Whenveer I see these papers and try them, they always work. This paper is two months old, which in LLM years is like 10 years of progress.
It would be interesting to actively track how far long each progressive model gets...
I just tried it in ChatGPT "Auto" and it didn't work
> Yes — ((((()))))) is balanced.
> It has 6 opening ( and 6 closing ), and they’re properly nested.
Though it did work when using "Extensive Thinking". The model wrote a Python program to solve this.
> Almost balanced — ((((()))))) has 5 opening parentheses and 6 closing parentheses, so it has one extra ).
> A balanced version would be: ((((()))))
Testing a couple of different models without a harness such that no tool calls are possible would be interesting
Even more interesting to track how many of those are just ad-hoc patched.
You are trying it on a production model. The paper is using models with tool calls disabled.
Yeah well I presume at this point they have an agent download new LLM related papers as they come out and add all edge cases to their training set asap.

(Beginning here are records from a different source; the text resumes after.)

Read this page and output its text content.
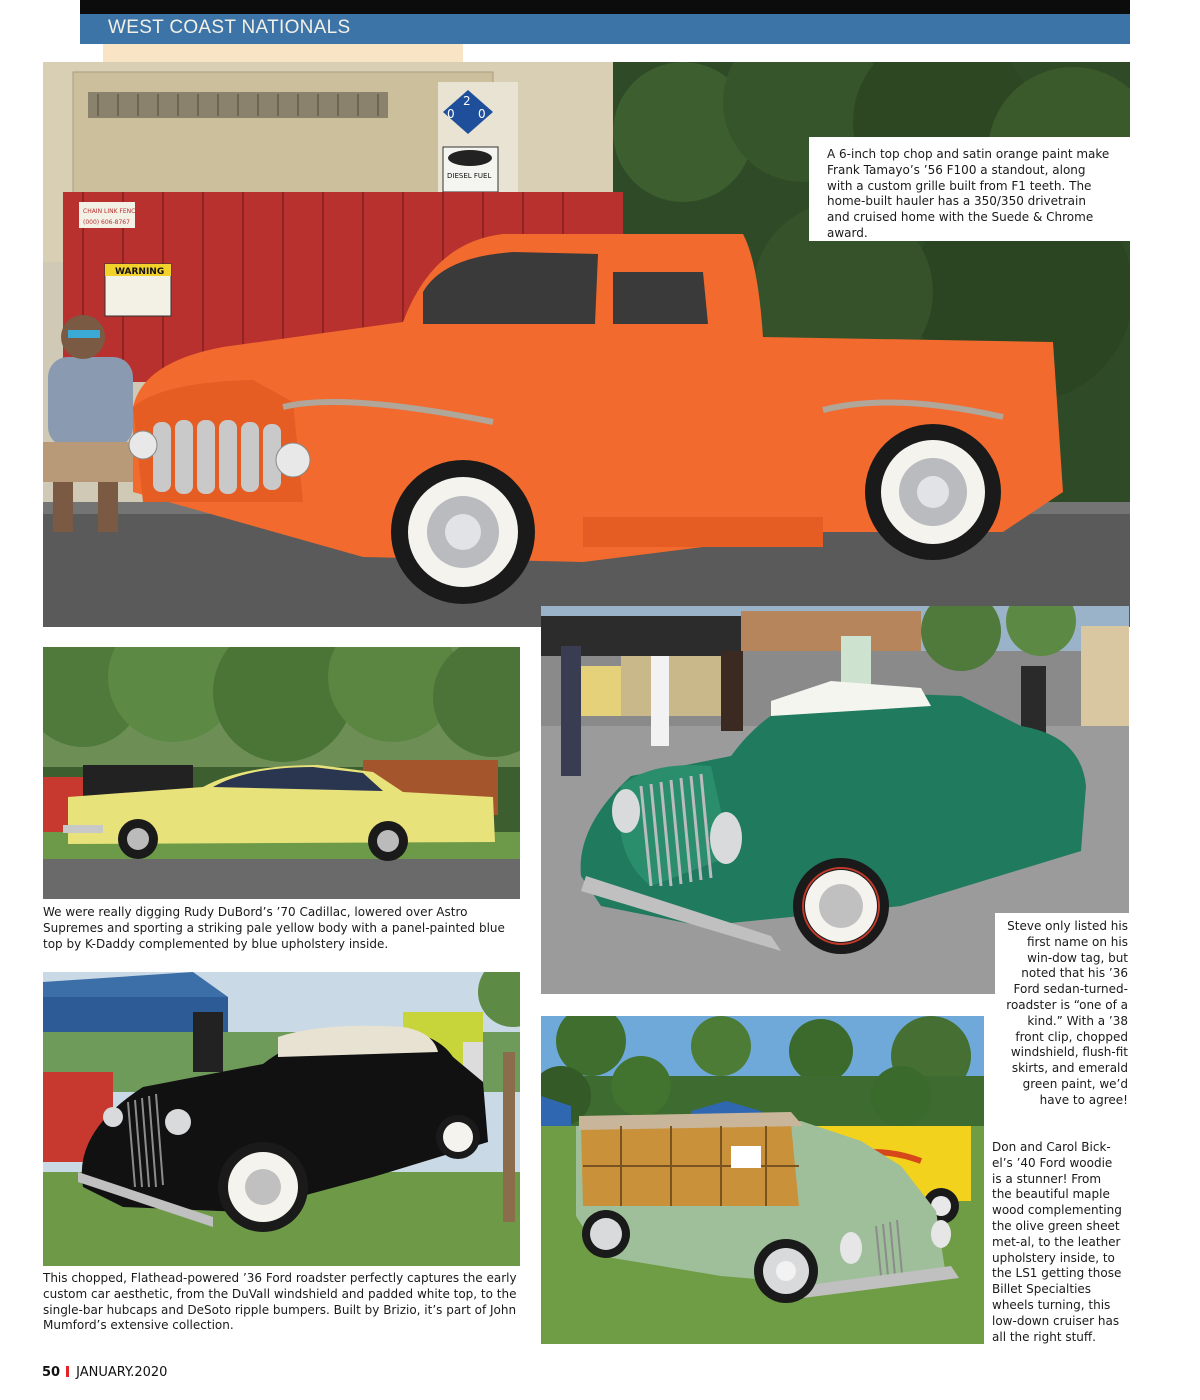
WEST COAST NATIONALS
2
0 0
DIESEL FUEL
CHAIN LINK FENCE
(000) 606-8767
WARNING
A 6-inch top chop and satin orange paint make Frank Tamayo’s ’56 F100 a standout, along with a custom grille built from F1 teeth. The home-built hauler has a 350/350 drivetrain and cruised home with the Suede & Chrome award.
We were really digging Rudy DuBord’s ’70 Cadillac, lowered over Astro Supremes and sporting a striking pale yellow body with a panel-painted blue top by K-Daddy complemented by blue upholstery inside.
Steve only listed his first name on his win-dow tag, but noted that his ’36 Ford sedan-turned-roadster is “one of a kind.” With a ’38 front clip, chopped windshield, flush-fit skirts, and emerald green paint, we’d have to agree!
This chopped, Flathead-powered ’36 Ford roadster perfectly captures the early custom car aesthetic, from the DuVall windshield and padded white top, to the single-bar hubcaps and DeSoto ripple bumpers. Built by Brizio, it’s part of John Mumford’s extensive collection.
Don and Carol Bick-el’s ’40 Ford woodie is a stunner! From the beautiful maple wood complementing the olive green sheet met-al, to the leather upholstery inside, to the LS1 getting those Billet Specialties wheels turning, this low-down cruiser has all the right stuff.
50 JANUARY.2020
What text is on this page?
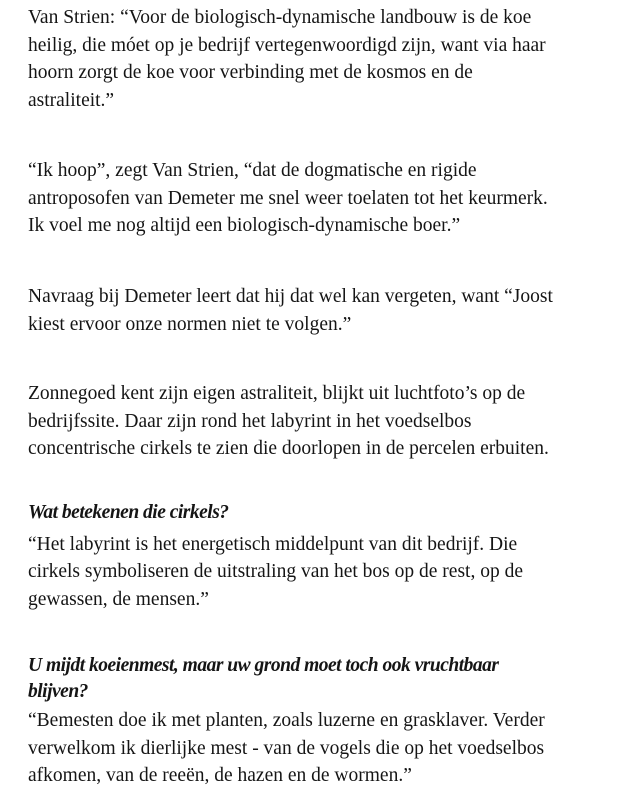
Van Strien: “Voor de biologisch-dynamische landbouw is de koe
heilig, die móet op je bedrijf vertegenwoordigd zijn, want via haar
hoorn zorgt de koe voor verbinding met de kosmos en de
astraliteit.”
“Ik hoop”, zegt Van Strien, “dat de dogmatische en rigide
antroposofen van Demeter me snel weer toelaten tot het keurmerk.
Ik voel me nog altijd een biologisch-dynamische boer.”
Navraag bij Demeter leert dat hij dat wel kan vergeten, want “Joost
kiest ervoor onze normen niet te volgen.”
Zonnegoed kent zijn eigen astraliteit, blijkt uit luchtfoto’s op de
bedrijfssite. Daar zijn rond het labyrint in het voedselbos
concentrische cirkels te zien die doorlopen in de percelen erbuiten.
Wat betekenen die cirkels?
“Het labyrint is het energetisch middelpunt van dit bedrijf. Die
cirkels symboliseren de uitstraling van het bos op de rest, op de
gewassen, de mensen.”
U mijdt koeienmest, maar uw grond moet toch ook vruchtbaar
blijven?
“Bemesten doe ik met planten, zoals luzerne en grasklaver. Verder
verwelkom ik dierlijke mest - van de vogels die op het voedselbos
afkomen, van de reeën, de hazen en de wormen.”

Is tokenization extremely efficient? Yes. Does it fundamentally break character-level understanding? Also yes. The only fix is endless memorization.
Actually almost all LLMs when they write numbered sections in a markdown have the counting wrong. They miss the numbers in between and such.
So yes.
And the valuations. Trillion dollar grifter industry.
It worked for you because the paper does the experiment without allowing the model to use any reasoning tokens - something that is grossly misleading.